2- Strict Time Management
“Fail to Plan and You Plan to Fail”. I’m the same person who crammed for my LSAT the night before I took it. Why? Because I knew that I could do that and still ace the exam as I always did with every other exam I had ever taken. But just because it works doesn’t mean it’s a great strategy to employ. In the event that things don’t go EXACTLY as planned, you are stuck behind the eight ball. My new strategy is to have TWO backup plans - One for my time management routine, and one for my actual workflow. Workflows don’t do us any good without implementing your time management sequence.
3- Support Staff
My business has always been run as a Solopreneur operation. Sure, I’ve outsourced things from time to time but I’ve never employed someone on a regular basis. That means that whenever I’m in need of outsourcing a project, I have that long learning curve that we talked about. I have to take the time to explain my business and how I want specific things to go. It sucks up my time, and also presents the opportunity to have things lost in translation.
But what do you do if you can’t afford to have someone on staff year round? There are definitely a couple of alternatives.
In the event that someone needs to come in and work in my business right away, I have systems and documents in place to explain the business and how things flow. With each daily activity, I document the process and check off the items that I complete. I even save my to-do lists and organize them by date. It can be time consuming in the beginning, but once you get the ball rolling, it is actually a time saver.

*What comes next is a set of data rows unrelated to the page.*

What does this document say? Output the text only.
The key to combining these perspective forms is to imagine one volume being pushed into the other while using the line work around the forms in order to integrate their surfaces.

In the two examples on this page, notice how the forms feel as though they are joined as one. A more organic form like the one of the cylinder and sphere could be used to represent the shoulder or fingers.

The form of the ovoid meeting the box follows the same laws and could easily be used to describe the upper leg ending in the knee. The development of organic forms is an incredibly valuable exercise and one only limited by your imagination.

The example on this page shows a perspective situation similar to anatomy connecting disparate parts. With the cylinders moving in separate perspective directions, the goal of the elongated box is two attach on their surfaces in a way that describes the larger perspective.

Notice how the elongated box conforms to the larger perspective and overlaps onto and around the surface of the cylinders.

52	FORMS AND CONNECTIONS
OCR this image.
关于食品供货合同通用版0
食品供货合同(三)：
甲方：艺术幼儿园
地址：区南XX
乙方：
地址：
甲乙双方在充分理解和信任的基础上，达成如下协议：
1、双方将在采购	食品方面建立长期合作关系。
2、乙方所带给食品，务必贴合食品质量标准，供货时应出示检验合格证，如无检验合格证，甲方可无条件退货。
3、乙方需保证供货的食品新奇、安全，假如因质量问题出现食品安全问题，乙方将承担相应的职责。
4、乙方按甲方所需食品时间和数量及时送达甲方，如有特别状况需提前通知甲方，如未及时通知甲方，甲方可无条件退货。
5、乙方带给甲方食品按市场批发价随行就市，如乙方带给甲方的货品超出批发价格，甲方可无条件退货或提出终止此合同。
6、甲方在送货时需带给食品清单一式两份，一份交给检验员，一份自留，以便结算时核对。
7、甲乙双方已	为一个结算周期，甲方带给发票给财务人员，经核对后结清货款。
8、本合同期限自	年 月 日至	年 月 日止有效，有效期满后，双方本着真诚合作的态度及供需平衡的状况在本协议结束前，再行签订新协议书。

My Mom is my business “Battle Buddy”. She and I get together over dinner and discuss business goals and progress once a week. We talk about new developments, new goals, and new projects. I keep her in the loop with my business in case I need her help IN the business. In the event that something happens to me, she can step in and take charge. Because she has signed a confidentiality agreement and has been briefed on company projects, she is equipped to draft documents on my behalf, help with lead generation, and check for new industry updates. All of this helps to address (and minimize) that dreaded learning curve that pops up when someone new steps in.
Management Software - There are tons of mobile apps and desktop software programs that can keep you organized and help prioritize tasks. Find apps that help you sync your calendar and business tasks. Programs like Slack, Hootsuite, and Evernote help you communicate effectively and manage your content across a variety of platforms. Millennial marketing guru Chelsea Krost swears by Fin, an on-demand productivity tool that allows you to take your scheduling and organization to the next level. Their features are so in depth that they are akin to having your own virtual assistant. Check out more on Fin on Chelsea's website, and the special offer they are giving to her readers.
Do you have an ‘Emergency Kit’ for your business? What are some of the things that might affect your business in an emergency situation?